Another illustrative aspect of the disclosure provides an information handling system (IHS) including a system memory. The system further includes a memory controller configured to manage the system memory, wherein the memory controller is operable to selectively mirror a portion of the system memory. The system also includes an operating system stored within the system memory and in communication with the memory controller, wherein the operating system is operable to be selectively stored within the portion of system memory


Yet another aspect of the disclosure provides a computer-readable medium having computer-executable instructions for performing a method for providing a redundant memory architecture for an information handling system (IHS). The method may include providing redundant memory for a portion of system memory wherein the redundant memory is configured to mirror data stored in the portion of system memory. The method may further include reporting a parameter associated with the portion of system memory to an operating system of the IHS and executing a program from the portion of system memory.

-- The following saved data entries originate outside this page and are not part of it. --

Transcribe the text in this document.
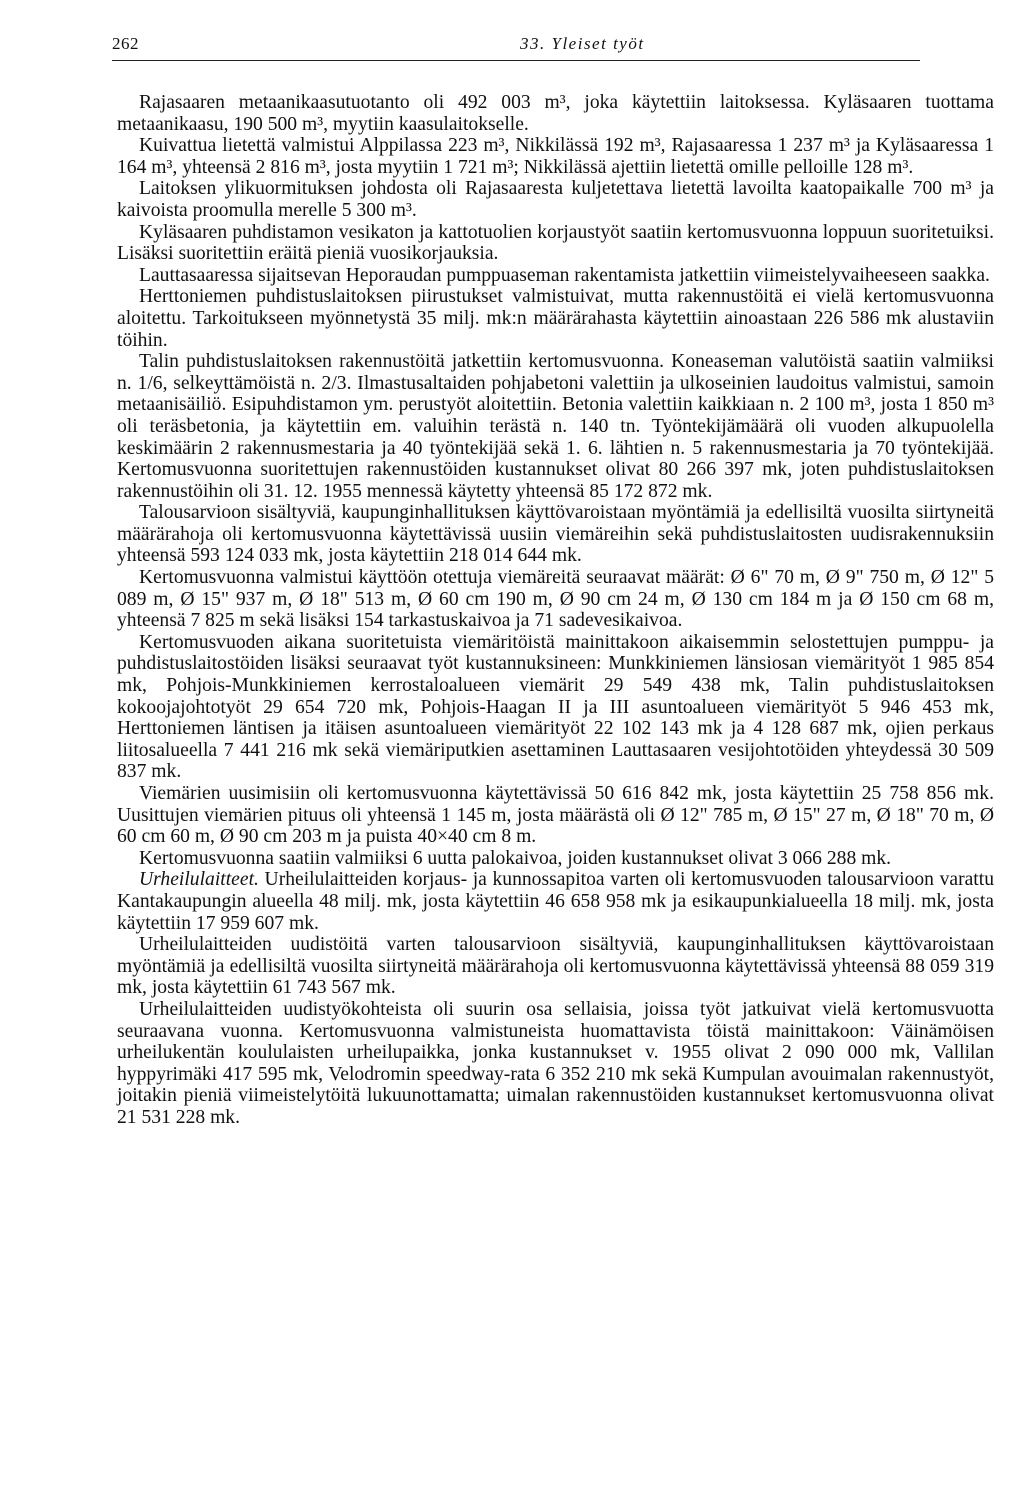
262	33. Yleiset työt

Rajasaaren metaanikaasutuotanto oli 492 003 m³, joka käytettiin laitoksessa. Kyläsaaren tuottama metaanikaasu, 190 500 m³, myytiin kaasulaitokselle.

Kuivattua lietettä valmistui Alppilassa 223 m³, Nikkilässä 192 m³, Rajasaaressa 1 237 m³ ja Kyläsaaressa 1 164 m³, yhteensä 2 816 m³, josta myytiin 1 721 m³; Nikkilässä ajettiin lietettä omille pelloille 128 m³.

Laitoksen ylikuormituksen johdosta oli Rajasaaresta kuljetettava lietettä lavoilta kaatopaikalle 700 m³ ja kaivoista proomulla merelle 5 300 m³.

Kyläsaaren puhdistamon vesikaton ja kattotuolien korjaustyöt saatiin kertomusvuonna loppuun suoritetuiksi. Lisäksi suoritettiin eräitä pieniä vuosikorjauksia.

Lauttasaaressa sijaitsevan Heporaudan pumppuaseman rakentamista jatkettiin viimeistelyvaiheeseen saakka.

Herttoniemen puhdistuslaitoksen piirustukset valmistuivat, mutta rakennustöitä ei vielä kertomusvuonna aloitettu. Tarkoitukseen myönnetystä 35 milj. mk:n määrärahasta käytettiin ainoastaan 226 586 mk alustaviin töihin.

Talin puhdistuslaitoksen rakennustöitä jatkettiin kertomusvuonna. Koneaseman valutöistä saatiin valmiiksi n. 1/6, selkeyttämöistä n. 2/3. Ilmastusaltaiden pohjabetoni valettiin ja ulkoseinien laudoitus valmistui, samoin metaanisäiliö. Esipuhdistamon ym. perustyöt aloitettiin. Betonia valettiin kaikkiaan n. 2 100 m³, josta 1 850 m³ oli teräsbetonia, ja käytettiin em. valuihin terästä n. 140 tn. Työntekijämäärä oli vuoden alkupuolella keskimäärin 2 rakennusmestaria ja 40 työntekijää sekä 1. 6. lähtien n. 5 rakennusmestaria ja 70 työntekijää. Kertomusvuonna suoritettujen rakennustöiden kustannukset olivat 80 266 397 mk, joten puhdistuslaitoksen rakennustöihin oli 31. 12. 1955 mennessä käytetty yhteensä 85 172 872 mk.

Talousarvioon sisältyviä, kaupunginhallituksen käyttövaroistaan myöntämiä ja edellisiltä vuosilta siirtyneitä määrärahoja oli kertomusvuonna käytettävissä uusiin viemäreihin sekä puhdistuslaitosten uudisrakennuksiin yhteensä 593 124 033 mk, josta käytettiin 218 014 644 mk.

Kertomusvuonna valmistui käyttöön otettuja viemäreitä seuraavat määrät: Ø 6" 70 m, Ø 9" 750 m, Ø 12" 5 089 m, Ø 15" 937 m, Ø 18" 513 m, Ø 60 cm 190 m, Ø 90 cm 24 m, Ø 130 cm 184 m ja Ø 150 cm 68 m, yhteensä 7 825 m sekä lisäksi 154 tarkastuskaivoa ja 71 sadevesikaivoa.

Kertomusvuoden aikana suoritetuista viemäritöistä mainittakoon aikaisemmin selostettujen pumppu- ja puhdistuslaitostöiden lisäksi seuraavat työt kustannuksineen: Munkkiniemen länsiosan viemärityöt 1 985 854 mk, Pohjois-Munkkiniemen kerrostaloalueen viemärit 29 549 438 mk, Talin puhdistuslaitoksen kokoojajohtotyöt 29 654 720 mk, Pohjois-Haagan II ja III asuntoalueen viemärityöt 5 946 453 mk, Herttoniemen läntisen ja itäisen asuntoalueen viemärityöt 22 102 143 mk ja 4 128 687 mk, ojien perkaus liitosalueella 7 441 216 mk sekä viemäriputkien asettaminen Lauttasaaren vesijohtotöiden yhteydessä 30 509 837 mk.

Viemärien uusimisiin oli kertomusvuonna käytettävissä 50 616 842 mk, josta käytettiin 25 758 856 mk. Uusittujen viemärien pituus oli yhteensä 1 145 m, josta määrästä oli Ø 12" 785 m, Ø 15" 27 m, Ø 18" 70 m, Ø 60 cm 60 m, Ø 90 cm 203 m ja puista 40×40 cm 8 m.

Kertomusvuonna saatiin valmiiksi 6 uutta palokaivoa, joiden kustannukset olivat 3 066 288 mk.

Urheilulaitteet. Urheilulaitteiden korjaus- ja kunnossapitoa varten oli kertomusvuoden talousarvioon varattu Kantakaupungin alueella 48 milj. mk, josta käytettiin 46 658 958 mk ja esikaupunkialueella 18 milj. mk, josta käytettiin 17 959 607 mk.

Urheilulaitteiden uudistöitä varten talousarvioon sisältyviä, kaupunginhallituksen käyttövaroistaan myöntämiä ja edellisiltä vuosilta siirtyneitä määrärahoja oli kertomusvuonna käytettävissä yhteensä 88 059 319 mk, josta käytettiin 61 743 567 mk.

Urheilulaitteiden uudistyökohteista oli suurin osa sellaisia, joissa työt jatkuivat vielä kertomusvuotta seuraavana vuonna. Kertomusvuonna valmistuneista huomattavista töistä mainittakoon: Väinämöisen urheilukentän koululaisten urheilupaikka, jonka kustannukset v. 1955 olivat 2 090 000 mk, Vallilan hyppyrimäki 417 595 mk, Velodromin speedway-rata 6 352 210 mk sekä Kumpulan avouimalan rakennustyöt, joitakin pieniä viimeistelytöitä lukuunottamatta; uimalan rakennustöiden kustannukset kertomusvuonna olivat 21 531 228 mk.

BRIEF DESCRIPTION OF THE DRAWINGS

For detailed understanding of the present disclosure, references should be made to the following detailed description of the several aspects, taken in conjunction with the accompanying drawings, in which like elements have been given like numerals and wherein:



FIG. 1 represents a schematic illustrating an information handling system (IHS) in accordance with one aspect of the present disclosure;



FIG. 2 represents a schematic illustrating a redundant memory architecture in accordance with one aspect of the present disclosure; and



FIG. 3 represents a flow diagram illustrating a process by which redundant memory is provided in accordance with one aspect of the present disclosure.





DETAILED DESCRIPTION

Before the present systems, methods, and computer-readable mediums are described, it is to be understood that this disclosure is not limited to the particular apparatus, systems and methods described, as such may vary. One of ordinary skill in the art should understand that the terminology used herein is for the purpose of describing possible aspects, embodiments and/or implementations only, and is not intended to limit the scope of the present disclosure which will be limited only by the appended claims.


It must also be noted that as used herein and in the appended claims, the singular forms “a,” “and,” and “the” may include plural referents unless the context clearly dictates otherwise. Thus, for example, reference to “a machine” refers to one or several machines, and reference to “a method of managing” includes reference to equivalent steps and methods known to those skilled in the art, and so forth.


For purposes of this disclosure, an embodiment of an Information Handling System (IHS) may include any instrumentality or aggregate of instrumentalities operable to compute, classify, process, transmit, receive, retrieve, originate, switch, store, display, manifest, detect, record, reproduce, handle, or utilize any form of information, intelligence, or data for business, scientific, control, or other purposes. For example, an IHS may be a personal computer, a storage device, or any other suitable device and may vary in size, shape, performance, functionality, and price. The IHS may include random access memory (RAM), one or more processing resources such as a central processing unit (CPU) or hardware or software control logic, ROM, and/or other types of nonvolatile memory. Additional components of the IHS may include one or more disk drives, one or more network ports for communicating with external devices as well as various input and output (I/O) devices, such as a keyboard, a mouse, and a video display. The IHS may also include one or more buses operable to transmit data communications between the various hardware components.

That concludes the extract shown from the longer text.